Howard Plagens of the National Transportation Safety Board said Monday that his team will also look at the time it took emergency crews to respond.
Witnesses have said it seemed like a long time before fire crews arrived at the scene of Sunday’s crash at Travis Air Force Base in Fairfield.
The crash killed 77-year-old pilot Edward Andreini of Half Moon Bay. No spectators were hurt.
Base spokesman Jim Spellman disputed witness accounts, saying crews were dispatched promptly and responded within a minute or two.
THIS IS A BREAKING NEWS UPDATE. AP’s earlier story is below.
A pilot who had thrilled audiences for decades with acrobatic stunts was killed when his vintage biplane crashed upside-down on a runway at a Northern California air show.

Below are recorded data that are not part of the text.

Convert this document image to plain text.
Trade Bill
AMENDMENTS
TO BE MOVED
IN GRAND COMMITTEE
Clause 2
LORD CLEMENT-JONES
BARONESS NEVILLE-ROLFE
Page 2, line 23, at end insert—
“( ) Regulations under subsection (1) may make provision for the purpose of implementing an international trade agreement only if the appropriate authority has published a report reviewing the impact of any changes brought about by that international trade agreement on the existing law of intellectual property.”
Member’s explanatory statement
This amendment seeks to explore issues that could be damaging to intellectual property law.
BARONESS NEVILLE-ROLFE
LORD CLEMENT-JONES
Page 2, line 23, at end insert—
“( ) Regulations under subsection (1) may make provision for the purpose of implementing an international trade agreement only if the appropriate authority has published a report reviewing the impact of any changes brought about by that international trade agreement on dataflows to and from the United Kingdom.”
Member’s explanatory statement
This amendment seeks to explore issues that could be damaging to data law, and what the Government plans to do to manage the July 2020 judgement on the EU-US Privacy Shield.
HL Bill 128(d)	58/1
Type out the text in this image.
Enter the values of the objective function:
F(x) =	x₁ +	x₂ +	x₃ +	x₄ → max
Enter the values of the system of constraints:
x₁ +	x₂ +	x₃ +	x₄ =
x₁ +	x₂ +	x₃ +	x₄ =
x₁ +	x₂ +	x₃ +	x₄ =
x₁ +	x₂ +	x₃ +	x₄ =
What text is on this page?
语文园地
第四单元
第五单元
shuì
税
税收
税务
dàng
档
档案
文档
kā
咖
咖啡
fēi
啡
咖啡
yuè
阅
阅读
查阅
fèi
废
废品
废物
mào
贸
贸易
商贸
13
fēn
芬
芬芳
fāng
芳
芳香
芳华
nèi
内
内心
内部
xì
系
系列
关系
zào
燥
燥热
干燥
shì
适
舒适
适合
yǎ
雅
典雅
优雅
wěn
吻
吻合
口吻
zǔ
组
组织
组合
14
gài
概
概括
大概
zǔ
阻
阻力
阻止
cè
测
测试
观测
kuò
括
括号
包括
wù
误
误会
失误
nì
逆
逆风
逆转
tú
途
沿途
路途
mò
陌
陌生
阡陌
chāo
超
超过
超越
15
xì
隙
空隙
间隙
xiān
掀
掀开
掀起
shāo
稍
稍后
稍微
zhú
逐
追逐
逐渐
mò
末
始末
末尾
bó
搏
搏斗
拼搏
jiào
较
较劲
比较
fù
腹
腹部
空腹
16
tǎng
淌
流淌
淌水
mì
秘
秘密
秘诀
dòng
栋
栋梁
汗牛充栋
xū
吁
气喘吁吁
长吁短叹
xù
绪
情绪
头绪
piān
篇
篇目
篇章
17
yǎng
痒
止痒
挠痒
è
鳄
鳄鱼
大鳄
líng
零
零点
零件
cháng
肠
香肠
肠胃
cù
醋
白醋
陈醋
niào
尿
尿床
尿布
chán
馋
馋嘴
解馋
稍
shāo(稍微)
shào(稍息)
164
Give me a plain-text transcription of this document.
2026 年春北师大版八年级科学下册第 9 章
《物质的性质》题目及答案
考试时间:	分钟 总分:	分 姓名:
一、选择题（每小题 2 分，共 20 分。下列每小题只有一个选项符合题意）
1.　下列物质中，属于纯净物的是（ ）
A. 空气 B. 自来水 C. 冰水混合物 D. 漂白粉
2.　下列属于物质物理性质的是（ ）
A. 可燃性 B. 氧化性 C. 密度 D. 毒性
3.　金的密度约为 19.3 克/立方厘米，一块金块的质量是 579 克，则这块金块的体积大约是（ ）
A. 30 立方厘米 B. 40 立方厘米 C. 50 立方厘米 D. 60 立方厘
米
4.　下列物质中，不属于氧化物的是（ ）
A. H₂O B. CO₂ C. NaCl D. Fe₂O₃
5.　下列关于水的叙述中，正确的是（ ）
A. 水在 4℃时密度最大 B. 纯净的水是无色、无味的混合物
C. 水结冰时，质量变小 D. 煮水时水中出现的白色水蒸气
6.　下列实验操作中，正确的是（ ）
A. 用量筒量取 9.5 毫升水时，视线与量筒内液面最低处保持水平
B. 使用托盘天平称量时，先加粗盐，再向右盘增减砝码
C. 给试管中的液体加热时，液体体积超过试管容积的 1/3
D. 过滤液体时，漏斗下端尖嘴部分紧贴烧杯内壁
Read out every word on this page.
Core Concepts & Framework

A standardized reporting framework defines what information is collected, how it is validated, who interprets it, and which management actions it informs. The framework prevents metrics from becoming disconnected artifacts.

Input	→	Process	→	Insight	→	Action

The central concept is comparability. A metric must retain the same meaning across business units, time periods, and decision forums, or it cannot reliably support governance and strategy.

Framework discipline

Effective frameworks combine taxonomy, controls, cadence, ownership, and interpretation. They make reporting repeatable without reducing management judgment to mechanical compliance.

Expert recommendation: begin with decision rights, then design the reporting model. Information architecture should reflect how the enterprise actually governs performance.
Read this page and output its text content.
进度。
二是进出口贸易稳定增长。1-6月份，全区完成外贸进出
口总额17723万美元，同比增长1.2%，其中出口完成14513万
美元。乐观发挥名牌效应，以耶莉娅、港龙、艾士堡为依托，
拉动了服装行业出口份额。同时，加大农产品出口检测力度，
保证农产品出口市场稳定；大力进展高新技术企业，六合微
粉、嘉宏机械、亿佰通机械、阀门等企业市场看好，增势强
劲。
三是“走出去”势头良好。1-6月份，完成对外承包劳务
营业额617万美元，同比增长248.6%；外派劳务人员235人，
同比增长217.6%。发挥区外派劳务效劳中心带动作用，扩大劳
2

Sunday’s tragedy brought to a quick halt the “Thunder Over Solano” show at Travis Air Force Base, which was attended by an estimated 100,000 spectators. No one else was injured.
The Air Force identified the pilot as Edward Andreini, 77, of Half Moon Bay. Federal Aviation Administration records show he was the registered owner of the 1944 Stearman biplane, a World War II-era plane commonly used to train pilots.
Andreini was trying to perform a maneuver known as “cutting a ribbon” where he inverts the plane and flies close to the ground so that a knife attached to it can slice a ribbon just off the ground, Col. David Mott, 60th Operations Group commander at the base, told the San Francisco Chronicle.
Andreini’s website said audiences would be “thrilled at the sight of this huge biplane performing double outside loops, square loops, torque rolls, double snap rolls, and … a heart-stopping, end-over-end tumble maneuver.” It said he had flown since he was 16.
The plane, flying low over the tarmac, crashed and caught fire, letting off a thick plume of black smoke seen in video of the aftermath.
Roger Bockrath, a retired photojournalist who was photographing the afternoon show, chronicled the routine and witnessed the crash. He said Andreini, flying into a sometimes gusty wind, passed on two attempts before trying a third time, hitting the tarmac and sliding to a stop in an open field.
“He got down too low and hit the tarmac. He skidded about 500 feet and just sat there. The plane was essentially intact, just wrong side down,” Bockrath told The Sacramento Bee.
Bockrath said nearly 2 1/2 minutes went by before someone appeared with a fire extinguisher. By then, the aircraft was fully enflamed and collapsing from the heat. He said it took a total of five minutes before fire crews arrived.
The National Transportation Safety Board is heading up an investigation. Lynn Lunsford of the FAA said the FAA was already on site and will be a member of the team.